NachGedacht: Türkische Zitterpartie
Seit über 20 Jahren ist der türkische Präsident Erdoğan an der Macht. Wird er die Wahlen übermorgen erneut gewinnen? Sein Herausforderer könnte den Thron des ewigen Präsidenten zum Kippen bringen.
Vergangenes Wochenende große Krönungszeremonie in Großbritannien, eine Woche später Schauplatzwechsel: Türkei. Hier wird niemand gekrönt, aber es wird gewählt: Parlament und Präsident. Die große Frage: Wird es Recep Tayyip Erdoğan wieder schaffen? Wohin könnte die türkische Reise - ohne ihn - gehen? Erdoğan weiß um diese Zitterpartie. Was tun Menschen, wenn sie sich ihrer Sache nicht mehr sicher sind? Alte Faustregel der Küchenpsychologie: Frauen schminken Lippen selbstbewusst in grellen Farben, wenn die wirtschaftliche Lage schwierig ist. In gewisser Weise analog zu Erdogan: Er trägt Fliegerjacke und Sonnenbrille, zeigt sich kämpferisch mit geballter Faust, in jedem Fall mit entschlossener Miene.

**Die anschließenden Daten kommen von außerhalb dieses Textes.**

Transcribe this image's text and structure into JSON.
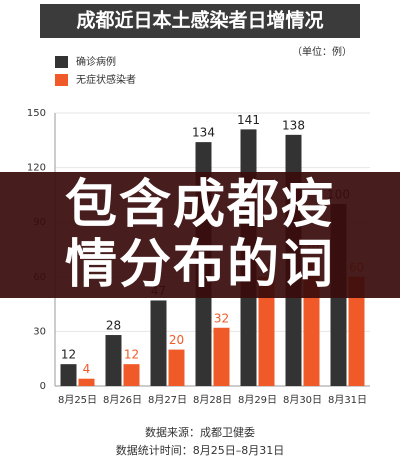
{
  "chart_data": {
    "type": "bar",
    "title": "成都近日本土感染者日增情况",
    "unit": "（单位：例）",
    "categories": [
      "8月25日",
      "8月26日",
      "8月27日",
      "8月28日",
      "8月29日",
      "8月30日",
      "8月31日"
    ],
    "series": [
      {
        "name": "无症状感染者",
        "color": "#f05a28",
        "values": [
          4,
          12,
          20,
          32,
          60,
          70,
          60
        ]
      },
      {
        "name": "确诊病例",
        "color": "#333333",
        "values": [
          12,
          28,
          47,
          134,
          141,
          138,
          100
        ]
      }
    ],
    "ylim": [
      0,
      150
    ],
    "yticks": [
      0,
      30,
      60,
      90,
      120,
      150
    ],
    "grid": true,
    "source": "数据来源：成都卫健委",
    "period": "数据统计时间：8月25日–8月31日"
  },
  "overlay": {
    "text": "包含成都疫情分布的词"
  }
}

Seit über 20 Jahren ist der Staatsmann an der Spitze seines Landes, erst als Premier, später als Präsident. Er hat mit dem Image eines Modernisierers Geschichte geschrieben, das Land, Menschen verändert und das Selbstbewusstsein der religiösen Landbevölkerung gestärkt. Erdoğan versprach Sicherheit, Wohlstand und begann zu bauen: Flughäfen, Schienen, Brücken, Häuser.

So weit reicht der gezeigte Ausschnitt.